Latimer and Troxell said that since the credits were enacted by the Commissioners in July 2002, only one company took advantage of the incentives.
EDC reviewed the effectiveness of the program in an effort to fine-tune the County's business attraction and retention tools.
Under the criteria, a business would be eligible if it performed 30,000 square feet of new construction or leased space in that amount, and created at least 50 new jobs, half of which paying at least 150% of the average weekly wage. That sum would amount to $24.23 per hour or $50,398 per year.
Under the suggested changes, businesses would need 10,000 square feet of new construction or leased space, create at least 25 new jobs, with 50% of the new jobs paying at least 135% of the average weekly wage that would amount to $21.80 per hour or $45,344 per year. The figures were based on current average weekly wage per Washington County worker of $16.15 per hour or $33,592 per year.
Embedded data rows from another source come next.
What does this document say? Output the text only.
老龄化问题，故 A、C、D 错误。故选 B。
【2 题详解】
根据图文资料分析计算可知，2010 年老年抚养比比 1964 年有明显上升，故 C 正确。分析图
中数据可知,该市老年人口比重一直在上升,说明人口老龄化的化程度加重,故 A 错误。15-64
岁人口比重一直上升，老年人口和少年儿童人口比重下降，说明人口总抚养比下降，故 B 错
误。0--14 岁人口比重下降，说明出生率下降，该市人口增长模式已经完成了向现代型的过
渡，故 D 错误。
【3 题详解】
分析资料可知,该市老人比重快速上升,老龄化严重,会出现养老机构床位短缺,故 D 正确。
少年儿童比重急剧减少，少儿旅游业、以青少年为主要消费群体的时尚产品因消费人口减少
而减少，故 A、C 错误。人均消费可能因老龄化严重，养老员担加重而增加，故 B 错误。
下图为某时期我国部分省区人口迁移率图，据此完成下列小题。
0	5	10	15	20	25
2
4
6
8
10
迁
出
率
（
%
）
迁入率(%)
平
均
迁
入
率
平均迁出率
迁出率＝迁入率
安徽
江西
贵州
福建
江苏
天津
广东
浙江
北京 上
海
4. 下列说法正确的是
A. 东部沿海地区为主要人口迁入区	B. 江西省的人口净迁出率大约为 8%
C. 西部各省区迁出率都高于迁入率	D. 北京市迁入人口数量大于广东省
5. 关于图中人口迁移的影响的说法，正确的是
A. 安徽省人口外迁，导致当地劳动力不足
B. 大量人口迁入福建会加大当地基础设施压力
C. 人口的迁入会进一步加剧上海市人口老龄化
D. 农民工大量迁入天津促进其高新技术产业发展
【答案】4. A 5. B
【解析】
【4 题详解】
Latimer told the Board that about 20 new business prospects could benefit from the rule changes, but only two prospects would benefit if the rules stayed as they were. Commissioner Snook requested a report on the credit program be given in 6 months and the revisions were approved.
A project on the books for over 4 years is getting closer to fruition with acceptance of a $40,000 grant from the Maryland Transportation Administration (MTA).
In 2001, the Commissioners wanted to know if there could be improvements to health and human services related transportation in the County if agencies worked together to coordinate trips their clients take.
On October 17, Health Department Assistant Health Officer Rod MacRae and Washington County Disability Advisory Committee Vice-Chair Bill Beard told the Board that the grant would fund development of a plan to coordinate and consolidate certain aspects of human service transportation currently being conducted by non-profit organizations.
Last November, recommendations of the Transportation Coordination Sub-committee of Washington County's Disabilities Advisory Committee were presented to the Board. At that time, it was recommended that a coordinator of transportation be hired to review routes and destinations of human service vehicles and develop alternatives to the current methods. The intent is to reduce duplication of services and to provide improved service. The Washington County Health Department was to be the lead agency in the procurement of the funding and would act as the chief fiscal agent for the Disabilities Advisory Committee.
A number of non-profit agencies, including the Department of Social Services, Commission on Aging, and Health Department have agreed to be a part of the project. The coordination and consolidation plan will assist the County in leveraging further state funding for transportation systems, and a coordination plan is being required of all Counties by the MTA.
The County is eligible for the funding for four years, but must apply each year. There would be no fiscal impact on the County during the first year of the grant, a 10% County match during the second year, and 25% match in each succeeding year.